The openness and verifiability of each layer of the stack are important

From here to there

A key difference between this vision and a more “traditional” technological vision is that it is more friendly to local sovereignty, personal empowerment and freedom.Security is not achieved by searching the entire world and ensuring there are no bad people everywhere, but by making the world more robust at all levels.Openness means building and improving each layer of technology openly, not just a centrally planned open access API program.Verification is not a patent exclusively to proprietary stamp auditors (who are likely to collude with the companies and governments that launched the technology) – it is a right of the people and a society-encouraged hobby.

I believe this vision is stronger and more in line with our fragmented global landscape of the 21st century.But we don’t have unlimited time to execute this vision.Centralized security means, including more centralized data collection and backdoors, and completely simplifying verification to “whether this is made by a trusted developer or manufacturer”, are developing rapidly.For decades, people have been trying to replace truly open access with a centralized approach.This attempt may have started with Facebook’s internet.org, and it will continue, each attempt is more complicated than the last time.We need to act quickly to compete with these approaches, and we need to demonstrate publicly to the public and institutions that a better solution is possible.

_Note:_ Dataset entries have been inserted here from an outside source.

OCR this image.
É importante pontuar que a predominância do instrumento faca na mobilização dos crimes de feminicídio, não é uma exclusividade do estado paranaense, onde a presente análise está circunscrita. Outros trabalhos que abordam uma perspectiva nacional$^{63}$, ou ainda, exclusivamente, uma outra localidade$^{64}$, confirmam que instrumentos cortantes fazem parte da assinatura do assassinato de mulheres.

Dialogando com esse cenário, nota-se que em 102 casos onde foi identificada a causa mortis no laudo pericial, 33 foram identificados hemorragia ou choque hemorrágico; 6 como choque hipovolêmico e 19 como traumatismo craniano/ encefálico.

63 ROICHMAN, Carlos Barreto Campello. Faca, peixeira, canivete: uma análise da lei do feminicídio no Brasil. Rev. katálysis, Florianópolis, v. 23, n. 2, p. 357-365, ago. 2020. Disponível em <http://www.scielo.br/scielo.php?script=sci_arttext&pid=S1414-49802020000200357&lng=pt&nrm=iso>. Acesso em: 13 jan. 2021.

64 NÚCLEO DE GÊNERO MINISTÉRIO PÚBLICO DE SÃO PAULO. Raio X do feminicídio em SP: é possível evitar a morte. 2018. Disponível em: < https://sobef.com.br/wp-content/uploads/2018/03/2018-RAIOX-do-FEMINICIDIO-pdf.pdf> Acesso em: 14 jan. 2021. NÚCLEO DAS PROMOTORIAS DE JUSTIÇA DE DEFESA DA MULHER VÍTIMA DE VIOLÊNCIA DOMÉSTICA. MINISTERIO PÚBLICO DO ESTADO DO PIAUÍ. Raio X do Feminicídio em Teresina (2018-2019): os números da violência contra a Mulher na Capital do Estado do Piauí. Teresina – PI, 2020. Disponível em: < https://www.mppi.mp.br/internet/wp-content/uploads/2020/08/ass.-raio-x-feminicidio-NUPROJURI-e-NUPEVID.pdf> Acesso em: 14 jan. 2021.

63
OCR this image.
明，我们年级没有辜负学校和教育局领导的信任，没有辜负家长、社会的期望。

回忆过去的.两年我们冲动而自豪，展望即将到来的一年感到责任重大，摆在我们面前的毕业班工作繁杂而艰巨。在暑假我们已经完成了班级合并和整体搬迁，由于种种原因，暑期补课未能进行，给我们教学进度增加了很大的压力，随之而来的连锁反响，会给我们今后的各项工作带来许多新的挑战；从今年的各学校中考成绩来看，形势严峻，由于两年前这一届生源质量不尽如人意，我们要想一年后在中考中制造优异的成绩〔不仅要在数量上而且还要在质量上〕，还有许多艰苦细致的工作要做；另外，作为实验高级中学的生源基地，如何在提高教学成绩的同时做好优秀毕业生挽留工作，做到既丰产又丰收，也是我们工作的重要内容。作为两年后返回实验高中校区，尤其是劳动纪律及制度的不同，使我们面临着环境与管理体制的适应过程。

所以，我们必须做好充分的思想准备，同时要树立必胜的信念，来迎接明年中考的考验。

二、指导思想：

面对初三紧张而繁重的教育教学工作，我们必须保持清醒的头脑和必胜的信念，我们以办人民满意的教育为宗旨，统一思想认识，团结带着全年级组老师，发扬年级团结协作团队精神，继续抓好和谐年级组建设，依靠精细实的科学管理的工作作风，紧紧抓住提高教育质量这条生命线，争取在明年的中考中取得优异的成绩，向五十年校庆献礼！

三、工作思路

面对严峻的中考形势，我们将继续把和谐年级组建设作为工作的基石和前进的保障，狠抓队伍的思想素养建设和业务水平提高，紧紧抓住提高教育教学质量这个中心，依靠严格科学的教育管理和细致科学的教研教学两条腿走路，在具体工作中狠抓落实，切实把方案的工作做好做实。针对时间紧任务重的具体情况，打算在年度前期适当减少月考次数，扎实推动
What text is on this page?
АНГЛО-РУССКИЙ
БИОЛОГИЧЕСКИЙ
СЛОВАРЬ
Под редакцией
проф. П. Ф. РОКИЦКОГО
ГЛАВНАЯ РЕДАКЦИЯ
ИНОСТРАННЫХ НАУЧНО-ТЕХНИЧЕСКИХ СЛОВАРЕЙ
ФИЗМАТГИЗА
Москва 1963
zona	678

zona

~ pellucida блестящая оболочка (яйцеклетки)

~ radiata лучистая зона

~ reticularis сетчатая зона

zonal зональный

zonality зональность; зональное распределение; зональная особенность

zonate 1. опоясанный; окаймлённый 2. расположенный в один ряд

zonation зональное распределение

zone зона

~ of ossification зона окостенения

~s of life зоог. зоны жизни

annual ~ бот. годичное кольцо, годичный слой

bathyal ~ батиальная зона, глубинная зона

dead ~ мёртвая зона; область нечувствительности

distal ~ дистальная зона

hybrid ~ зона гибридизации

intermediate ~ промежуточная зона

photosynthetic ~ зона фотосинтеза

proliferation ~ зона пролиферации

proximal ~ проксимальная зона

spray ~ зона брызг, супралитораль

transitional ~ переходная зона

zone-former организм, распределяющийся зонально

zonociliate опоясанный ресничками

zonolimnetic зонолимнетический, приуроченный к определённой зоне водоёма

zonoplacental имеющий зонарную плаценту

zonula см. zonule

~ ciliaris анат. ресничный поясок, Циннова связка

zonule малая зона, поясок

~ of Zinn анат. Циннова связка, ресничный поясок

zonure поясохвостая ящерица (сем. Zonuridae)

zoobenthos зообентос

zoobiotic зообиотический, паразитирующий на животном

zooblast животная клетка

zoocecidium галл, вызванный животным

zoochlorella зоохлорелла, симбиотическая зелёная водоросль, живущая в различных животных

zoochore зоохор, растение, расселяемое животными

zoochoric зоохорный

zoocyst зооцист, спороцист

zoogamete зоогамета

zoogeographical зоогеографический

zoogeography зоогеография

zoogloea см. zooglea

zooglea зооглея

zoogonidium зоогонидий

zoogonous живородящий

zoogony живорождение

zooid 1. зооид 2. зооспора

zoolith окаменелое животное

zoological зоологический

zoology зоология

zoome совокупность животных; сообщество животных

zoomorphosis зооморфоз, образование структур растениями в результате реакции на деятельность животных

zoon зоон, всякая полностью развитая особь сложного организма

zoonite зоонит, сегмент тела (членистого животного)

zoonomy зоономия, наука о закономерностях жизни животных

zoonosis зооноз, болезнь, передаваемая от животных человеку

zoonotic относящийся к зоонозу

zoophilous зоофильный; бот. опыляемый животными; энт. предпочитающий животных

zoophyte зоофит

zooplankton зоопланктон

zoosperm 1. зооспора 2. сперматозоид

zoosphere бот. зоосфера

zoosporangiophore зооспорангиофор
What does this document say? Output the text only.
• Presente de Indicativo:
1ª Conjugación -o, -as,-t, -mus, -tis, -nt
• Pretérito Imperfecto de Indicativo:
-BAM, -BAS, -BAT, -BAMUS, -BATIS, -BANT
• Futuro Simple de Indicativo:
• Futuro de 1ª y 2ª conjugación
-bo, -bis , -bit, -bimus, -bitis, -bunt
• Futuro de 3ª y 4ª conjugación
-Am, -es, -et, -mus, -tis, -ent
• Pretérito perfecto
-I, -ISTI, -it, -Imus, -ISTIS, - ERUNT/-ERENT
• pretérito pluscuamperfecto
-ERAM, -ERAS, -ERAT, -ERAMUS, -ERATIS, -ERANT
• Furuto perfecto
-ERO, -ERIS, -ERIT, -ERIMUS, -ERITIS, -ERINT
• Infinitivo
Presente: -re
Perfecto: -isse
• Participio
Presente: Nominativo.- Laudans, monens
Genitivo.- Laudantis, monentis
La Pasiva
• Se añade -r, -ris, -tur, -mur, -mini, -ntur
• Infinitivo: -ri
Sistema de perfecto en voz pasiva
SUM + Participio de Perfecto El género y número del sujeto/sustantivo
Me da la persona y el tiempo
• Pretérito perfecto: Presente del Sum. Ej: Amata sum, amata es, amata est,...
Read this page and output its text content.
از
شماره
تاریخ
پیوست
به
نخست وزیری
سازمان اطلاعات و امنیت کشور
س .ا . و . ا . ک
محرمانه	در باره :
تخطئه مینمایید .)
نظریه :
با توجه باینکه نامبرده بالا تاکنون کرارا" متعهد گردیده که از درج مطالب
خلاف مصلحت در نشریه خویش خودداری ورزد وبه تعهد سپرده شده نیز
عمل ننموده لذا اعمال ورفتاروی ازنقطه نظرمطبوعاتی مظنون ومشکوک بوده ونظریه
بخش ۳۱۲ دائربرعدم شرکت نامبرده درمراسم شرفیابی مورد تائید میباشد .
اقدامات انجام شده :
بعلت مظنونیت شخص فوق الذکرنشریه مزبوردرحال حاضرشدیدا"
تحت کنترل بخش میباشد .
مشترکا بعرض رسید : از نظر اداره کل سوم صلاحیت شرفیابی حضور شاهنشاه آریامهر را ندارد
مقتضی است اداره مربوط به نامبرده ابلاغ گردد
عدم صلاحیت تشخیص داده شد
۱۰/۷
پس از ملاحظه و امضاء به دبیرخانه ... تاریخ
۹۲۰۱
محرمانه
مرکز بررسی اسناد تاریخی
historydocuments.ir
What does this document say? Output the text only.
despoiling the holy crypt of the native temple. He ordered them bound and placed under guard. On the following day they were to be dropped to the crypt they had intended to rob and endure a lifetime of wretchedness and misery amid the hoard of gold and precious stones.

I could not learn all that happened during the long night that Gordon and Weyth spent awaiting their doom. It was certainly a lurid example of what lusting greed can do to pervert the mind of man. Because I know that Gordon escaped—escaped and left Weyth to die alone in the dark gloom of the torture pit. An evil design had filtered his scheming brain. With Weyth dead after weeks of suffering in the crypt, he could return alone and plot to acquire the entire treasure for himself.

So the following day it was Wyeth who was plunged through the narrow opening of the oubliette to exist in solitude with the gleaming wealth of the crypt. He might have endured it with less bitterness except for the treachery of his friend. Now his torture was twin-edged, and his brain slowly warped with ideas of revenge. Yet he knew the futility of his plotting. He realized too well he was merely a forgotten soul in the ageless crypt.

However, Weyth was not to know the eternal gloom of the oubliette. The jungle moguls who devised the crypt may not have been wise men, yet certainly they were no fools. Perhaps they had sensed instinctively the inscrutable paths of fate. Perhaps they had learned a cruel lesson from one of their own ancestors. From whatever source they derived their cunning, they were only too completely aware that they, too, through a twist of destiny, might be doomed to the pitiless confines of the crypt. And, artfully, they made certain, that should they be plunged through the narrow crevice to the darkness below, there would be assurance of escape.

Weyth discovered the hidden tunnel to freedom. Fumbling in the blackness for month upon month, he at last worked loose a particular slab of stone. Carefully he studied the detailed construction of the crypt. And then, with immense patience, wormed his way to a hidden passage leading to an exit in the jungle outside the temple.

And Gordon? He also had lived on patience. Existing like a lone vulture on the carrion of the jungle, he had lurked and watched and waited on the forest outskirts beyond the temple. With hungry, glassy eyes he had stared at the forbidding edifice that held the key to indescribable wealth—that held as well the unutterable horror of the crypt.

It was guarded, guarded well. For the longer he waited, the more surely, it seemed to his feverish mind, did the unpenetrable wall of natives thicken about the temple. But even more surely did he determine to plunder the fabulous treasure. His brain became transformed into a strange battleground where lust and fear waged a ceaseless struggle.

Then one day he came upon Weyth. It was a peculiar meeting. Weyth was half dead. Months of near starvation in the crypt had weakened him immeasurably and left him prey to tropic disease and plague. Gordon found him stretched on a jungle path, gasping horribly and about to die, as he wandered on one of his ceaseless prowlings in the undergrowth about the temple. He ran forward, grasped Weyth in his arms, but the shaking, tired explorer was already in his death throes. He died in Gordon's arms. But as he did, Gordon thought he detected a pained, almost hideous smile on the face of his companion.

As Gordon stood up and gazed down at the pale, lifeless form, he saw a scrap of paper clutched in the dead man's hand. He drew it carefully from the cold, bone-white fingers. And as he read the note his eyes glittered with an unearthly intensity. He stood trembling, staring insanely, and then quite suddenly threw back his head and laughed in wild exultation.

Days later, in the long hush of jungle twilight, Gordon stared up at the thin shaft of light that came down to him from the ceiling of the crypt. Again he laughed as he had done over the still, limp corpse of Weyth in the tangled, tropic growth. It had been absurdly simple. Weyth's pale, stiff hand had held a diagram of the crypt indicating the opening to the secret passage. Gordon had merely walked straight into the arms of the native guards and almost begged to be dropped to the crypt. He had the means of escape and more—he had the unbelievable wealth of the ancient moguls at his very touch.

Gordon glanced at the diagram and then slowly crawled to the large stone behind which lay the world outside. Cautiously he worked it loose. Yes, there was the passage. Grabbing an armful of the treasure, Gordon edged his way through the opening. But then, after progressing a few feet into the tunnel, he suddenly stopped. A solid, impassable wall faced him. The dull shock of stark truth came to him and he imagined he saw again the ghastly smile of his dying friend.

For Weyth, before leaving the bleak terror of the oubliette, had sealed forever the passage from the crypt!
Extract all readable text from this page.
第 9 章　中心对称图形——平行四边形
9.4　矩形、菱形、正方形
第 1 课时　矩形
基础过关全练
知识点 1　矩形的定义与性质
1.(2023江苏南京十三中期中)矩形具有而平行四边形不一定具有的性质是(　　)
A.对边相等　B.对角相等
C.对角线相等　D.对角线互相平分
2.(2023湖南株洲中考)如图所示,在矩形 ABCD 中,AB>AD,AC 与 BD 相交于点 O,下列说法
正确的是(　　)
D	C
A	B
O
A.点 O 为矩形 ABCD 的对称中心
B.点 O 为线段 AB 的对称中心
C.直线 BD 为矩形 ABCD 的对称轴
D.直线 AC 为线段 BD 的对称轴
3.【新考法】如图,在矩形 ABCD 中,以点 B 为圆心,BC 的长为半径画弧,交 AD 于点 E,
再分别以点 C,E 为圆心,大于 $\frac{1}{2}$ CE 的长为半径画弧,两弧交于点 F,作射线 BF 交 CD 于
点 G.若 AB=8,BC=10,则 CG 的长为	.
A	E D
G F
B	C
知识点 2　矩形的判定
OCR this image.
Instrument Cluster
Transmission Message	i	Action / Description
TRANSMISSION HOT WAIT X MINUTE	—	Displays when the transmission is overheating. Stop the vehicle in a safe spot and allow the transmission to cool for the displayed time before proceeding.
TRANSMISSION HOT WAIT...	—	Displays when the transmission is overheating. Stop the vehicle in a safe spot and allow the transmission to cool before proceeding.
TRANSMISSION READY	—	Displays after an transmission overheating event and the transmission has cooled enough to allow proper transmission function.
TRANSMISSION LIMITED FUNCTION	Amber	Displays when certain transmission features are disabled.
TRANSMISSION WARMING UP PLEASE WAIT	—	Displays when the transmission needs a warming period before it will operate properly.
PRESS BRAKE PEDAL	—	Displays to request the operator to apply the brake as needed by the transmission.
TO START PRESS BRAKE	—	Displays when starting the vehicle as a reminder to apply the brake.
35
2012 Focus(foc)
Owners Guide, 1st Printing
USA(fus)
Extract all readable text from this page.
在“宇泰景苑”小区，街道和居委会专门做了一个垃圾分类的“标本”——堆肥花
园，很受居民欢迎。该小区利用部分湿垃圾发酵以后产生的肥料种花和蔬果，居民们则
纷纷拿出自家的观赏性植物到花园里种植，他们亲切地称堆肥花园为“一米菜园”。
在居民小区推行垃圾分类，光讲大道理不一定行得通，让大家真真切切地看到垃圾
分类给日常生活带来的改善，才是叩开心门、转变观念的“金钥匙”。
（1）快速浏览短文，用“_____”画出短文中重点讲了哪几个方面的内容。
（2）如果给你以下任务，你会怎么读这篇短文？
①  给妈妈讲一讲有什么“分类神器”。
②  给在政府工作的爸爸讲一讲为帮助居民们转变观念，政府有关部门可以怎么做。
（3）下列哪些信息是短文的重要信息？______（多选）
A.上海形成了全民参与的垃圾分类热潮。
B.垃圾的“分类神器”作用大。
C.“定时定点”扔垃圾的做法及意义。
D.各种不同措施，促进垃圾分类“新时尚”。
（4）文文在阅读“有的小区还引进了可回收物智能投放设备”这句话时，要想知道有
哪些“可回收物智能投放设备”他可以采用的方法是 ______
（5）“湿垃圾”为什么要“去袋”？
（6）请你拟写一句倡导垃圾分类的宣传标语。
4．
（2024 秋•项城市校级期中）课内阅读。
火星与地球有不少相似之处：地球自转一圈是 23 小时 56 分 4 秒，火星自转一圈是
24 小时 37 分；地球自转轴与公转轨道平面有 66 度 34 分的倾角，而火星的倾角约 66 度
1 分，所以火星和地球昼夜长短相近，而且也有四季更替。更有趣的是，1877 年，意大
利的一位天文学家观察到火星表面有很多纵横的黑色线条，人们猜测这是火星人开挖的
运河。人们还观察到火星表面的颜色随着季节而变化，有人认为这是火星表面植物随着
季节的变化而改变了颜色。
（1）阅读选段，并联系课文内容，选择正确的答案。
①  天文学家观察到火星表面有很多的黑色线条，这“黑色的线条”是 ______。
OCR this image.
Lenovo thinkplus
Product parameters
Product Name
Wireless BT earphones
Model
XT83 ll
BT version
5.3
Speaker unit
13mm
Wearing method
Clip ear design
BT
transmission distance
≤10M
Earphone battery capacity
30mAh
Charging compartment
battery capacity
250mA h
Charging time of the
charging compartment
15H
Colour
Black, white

If we can successfully achieve this vision, one way to understand the world we live in is that it is a kind of retro futurism.On the one hand, we benefit from stronger technologies that allow us to improve health, organize in a more efficient, resilient way, and protect us from threats from old and new.On the other hand, the world we have gained has restored some of the features that people accustomed to in 1900: infrastructure is free to be dismantled, verified and modified to meet their own needs; anyone can participate, not just as a consumer or “application developer,” but at any level of the stack; anyone can be sure that the device can operate as it claims.

Verification design comes at a price: While many software and hardware optimizations bring speed improvements that people urgently need, the price is that design becomes more elusive or more vulnerable.Open source makes profitable under many standard business models more difficult.I think both of these issues are exaggerated – but it is not something that convinces the world overnight.This raises the question: What are the pragmatic goals we should pursue in the short term?

I will come up with a solution:Committed to creating a fully open source and easy-to-verify stack for high security and low performance-oriented applications – whether for consumer or institutional, remote or face-to-face.This will cover hardware, software and biometrics technologies.Most computing that really requires security often does not require speed, and even when speed is required, there are often ways to combine high-performance but untrusted components with trustworthy but not high-performance components to achieve high levels of performance and trust for many applications.It is unrealistic to achieve the highest security and openness of everything.But we can start by ensuring that these features are available in areas that are truly important.